Enormous women in taffeta dresses stir the air with panhandled fans advertising Dr. Pepper Cordials. The train bursts Alabama-bound into the blinding flatlands where cotton is king and a man and mule dominate a thousand acres of unfenced fields like a heroic sculpture. The sun hangs over them like a threat. Our wheels break into clattering echo as the iron girders of the Mississippi Bridge slash across the windows, sending shock-waves to make the glass pulse woomph-woomph around us. Far below, a boy on a raft looks up wistfully at the mournful howl of the Silver Chief, but that old green river rolls them along toward the bend where chanting Negroes heave on the rudder-poles of barges bringing pig-iron from Memphis and hogsheads from St. Louis—and where the last of the river boats working out of Natchez rides the oily waters like a painted castle way down yonder to New Orleans.

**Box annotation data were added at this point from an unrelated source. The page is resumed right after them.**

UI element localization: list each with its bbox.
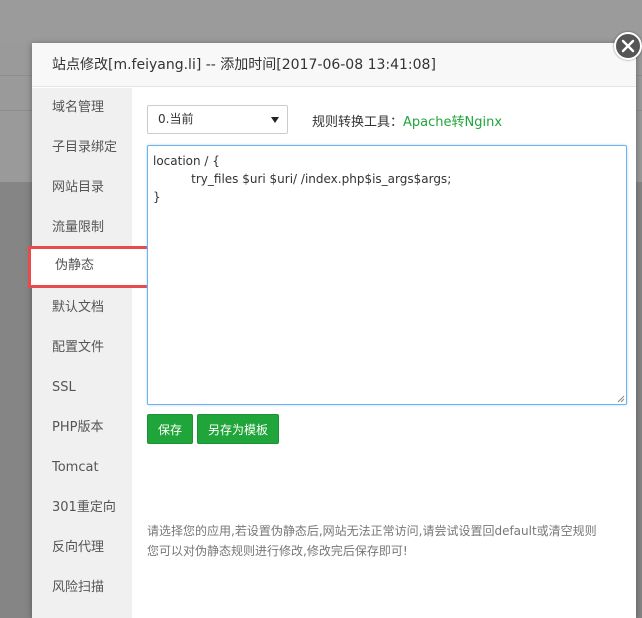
sidebar-item-domain[interactable]: 域名管理 (32, 88, 132, 128)
save-button[interactable]: 保存 (147, 414, 193, 444)
sidebar-item-tomcat[interactable]: Tomcat (32, 448, 132, 488)
rewrite-template-select[interactable]: 0.当前 (147, 105, 288, 134)
settings-sidebar: 域名管理 子目录绑定 网站目录 流量限制 伪静态 默认文档 配置文件 SSL P… (28, 88, 150, 618)
sidebar-item-default-document[interactable]: 默认文档 (32, 288, 132, 328)
dialog-title: 站点修改[m.feiyang.li] -- 添加时间[2017-06-08 13… (32, 43, 636, 87)
site-settings-dialog: 站点修改[m.feiyang.li] -- 添加时间[2017-06-08 13… (28, 32, 642, 618)
rule-converter-text: 规则转换工具： (312, 115, 404, 130)
close-icon (621, 39, 635, 53)
sidebar-item-risk-scan[interactable]: 风险扫描 (32, 568, 132, 608)
rewrite-rules-editor[interactable]: location / { try_files $uri $uri/ /index… (147, 145, 627, 405)
rewrite-panel: 0.当前 规则转换工具：Apache转Nginx location / { tr… (132, 88, 636, 618)
save-as-template-button[interactable]: 另存为模板 (197, 414, 279, 444)
sidebar-item-reverse-proxy[interactable]: 反向代理 (32, 528, 132, 568)
background-header (0, 0, 642, 42)
sidebar-item-config-file[interactable]: 配置文件 (32, 328, 132, 368)
apache-to-nginx-link[interactable]: Apache转Nginx (403, 115, 502, 130)
caret-down-icon (271, 117, 279, 123)
rewrite-tips: 请选择您的应用,若设置伪静态后,网站无法正常访问,请尝试设置回default或清… (147, 521, 597, 561)
tip-line: 您可以对伪静态规则进行修改,修改完后保存即可! (147, 544, 408, 558)
sidebar-item-php-version[interactable]: PHP版本 (32, 408, 132, 448)
rule-converter-label: 规则转换工具：Apache转Nginx (312, 111, 502, 130)
sidebar-item-ssl[interactable]: SSL (32, 368, 132, 408)
select-value: 0.当前 (158, 112, 194, 126)
close-button[interactable] (614, 32, 642, 60)
sidebar-item-redirect[interactable]: 301重定向 (32, 488, 132, 528)
sidebar-item-site-directory[interactable]: 网站目录 (32, 168, 132, 208)
tip-line: 请选择您的应用,若设置伪静态后,网站无法正常访问,请尝试设置回default或清… (147, 524, 597, 538)
sidebar-item-subdirectory[interactable]: 子目录绑定 (32, 128, 132, 168)
resize-handle-icon[interactable] (617, 395, 625, 403)
sidebar-item-traffic-limit[interactable]: 流量限制 (32, 208, 132, 248)
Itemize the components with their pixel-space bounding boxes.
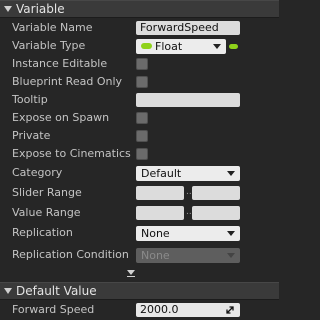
tooltip-label: Tooltip <box>12 93 48 106</box>
row-private: Private <box>0 127 279 145</box>
default-value-section-title: Default Value <box>16 284 97 298</box>
instance-editable-label: Instance Editable <box>12 57 108 70</box>
variable-type-dropdown[interactable]: Float <box>136 39 226 54</box>
variable-type-label: Variable Type <box>12 39 86 52</box>
row-blueprint-read-only: Blueprint Read Only <box>0 73 279 91</box>
row-expose-to-cinematics: Expose to Cinematics <box>0 145 279 163</box>
value-range-min-input[interactable] <box>136 206 184 220</box>
expose-on-spawn-label: Expose on Spawn <box>12 111 110 124</box>
slider-range-label: Slider Range <box>12 186 82 199</box>
chevron-down-icon <box>127 270 135 275</box>
replication-value: None <box>141 227 170 240</box>
row-replication: Replication None <box>0 224 279 242</box>
variable-section-title: Variable <box>16 2 65 16</box>
variable-name-label: Variable Name <box>12 21 93 34</box>
row-slider-range: Slider Range .. <box>0 184 279 202</box>
chevron-down-icon <box>227 253 235 258</box>
private-checkbox[interactable] <box>136 130 148 142</box>
value-range-separator: .. <box>186 207 192 217</box>
advanced-expander[interactable] <box>0 266 279 280</box>
replication-condition-dropdown: None <box>136 248 240 263</box>
row-expose-on-spawn: Expose on Spawn <box>0 109 279 127</box>
variable-name-input[interactable]: ForwardSpeed <box>136 21 240 35</box>
row-replication-condition: Replication Condition None <box>0 246 279 264</box>
forward-speed-label: Forward Speed <box>12 303 95 316</box>
replication-condition-label: Replication Condition <box>12 248 129 261</box>
expose-to-cinematics-checkbox[interactable] <box>136 148 148 160</box>
variable-type-value: Float <box>155 40 183 53</box>
blueprint-read-only-label: Blueprint Read Only <box>12 75 123 88</box>
slider-range-min-input[interactable] <box>136 186 184 200</box>
category-dropdown[interactable]: Default <box>136 166 240 181</box>
instance-editable-checkbox[interactable] <box>136 58 148 70</box>
row-variable-name: Variable Name ForwardSpeed <box>0 19 279 37</box>
expose-to-cinematics-label: Expose to Cinematics <box>12 147 131 160</box>
category-label: Category <box>12 166 63 179</box>
slider-range-max-input[interactable] <box>192 186 240 200</box>
default-value-section-header[interactable]: Default Value <box>0 282 279 300</box>
row-instance-editable: Instance Editable <box>0 55 279 73</box>
expose-on-spawn-checkbox[interactable] <box>136 112 148 124</box>
triangle-down-icon <box>4 288 12 294</box>
row-variable-type: Variable Type Float <box>0 37 279 55</box>
replication-label: Replication <box>12 226 73 239</box>
forward-speed-value: 2000.0 <box>140 303 179 316</box>
value-range-label: Value Range <box>12 206 81 219</box>
forward-speed-input[interactable]: 2000.0 <box>136 303 240 317</box>
expander-line <box>127 276 135 277</box>
replication-dropdown[interactable]: None <box>136 226 240 241</box>
chevron-down-icon <box>213 44 221 49</box>
triangle-down-icon <box>4 6 12 12</box>
blueprint-read-only-checkbox[interactable] <box>136 76 148 88</box>
chevron-down-icon <box>227 171 235 176</box>
private-label: Private <box>12 129 51 142</box>
row-value-range: Value Range .. <box>0 204 279 222</box>
row-category: Category Default <box>0 164 279 182</box>
row-tooltip: Tooltip <box>0 91 279 109</box>
replication-condition-value: None <box>141 249 170 262</box>
value-range-max-input[interactable] <box>192 206 240 220</box>
resize-arrows-icon[interactable] <box>226 306 234 314</box>
category-value: Default <box>141 167 182 180</box>
container-type-pin-icon[interactable] <box>229 44 238 49</box>
chevron-down-icon <box>227 231 235 236</box>
float-pin-icon <box>141 43 152 49</box>
variable-section-header[interactable]: Variable <box>0 0 279 18</box>
tooltip-input[interactable] <box>136 93 240 107</box>
slider-range-separator: .. <box>186 187 192 197</box>
row-forward-speed: Forward Speed 2000.0 <box>0 301 279 319</box>
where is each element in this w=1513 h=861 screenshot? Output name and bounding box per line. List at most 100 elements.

The train slows, crawling through the French quarter of the City on the Delta. The sun hangs like a copper pan over boarding houses with elaborately scrolled gingerbread eaves. In the red-lit shadow of wrought-iron balconies octaroon Loreleis sing their siren songs to shore-leave sailors, and sharp-suited pimps push open saloon doors, spilling light and ragtime to underscore the street cries of old men selling shrimp gumbo down on the levee. A dignified Redcap hums an eight-bar blues—how long, how long, has that evening train been gone?—At the back of the car a one-armed white man takes a battered cornet from inside his shirt and picks up the tune with pure and plangent notes. Soon the whole car—Bible salesmen, buck privates from Fort Dixie, majorettes from L.S.U., farm boys and a couple of nuns—is singing the blues in the night. (
He lights a cigarette—American brand
.) The sun drops into the smoke stacks of Galveston like a dirty dinner plate behind a sofa. The train
picks up speed. When we retire behind the curtains of our comfortable berths the roaring blackness outside the windows is complete save for the occasional pillar of fire flaring up from oil wells under the cooling scrub.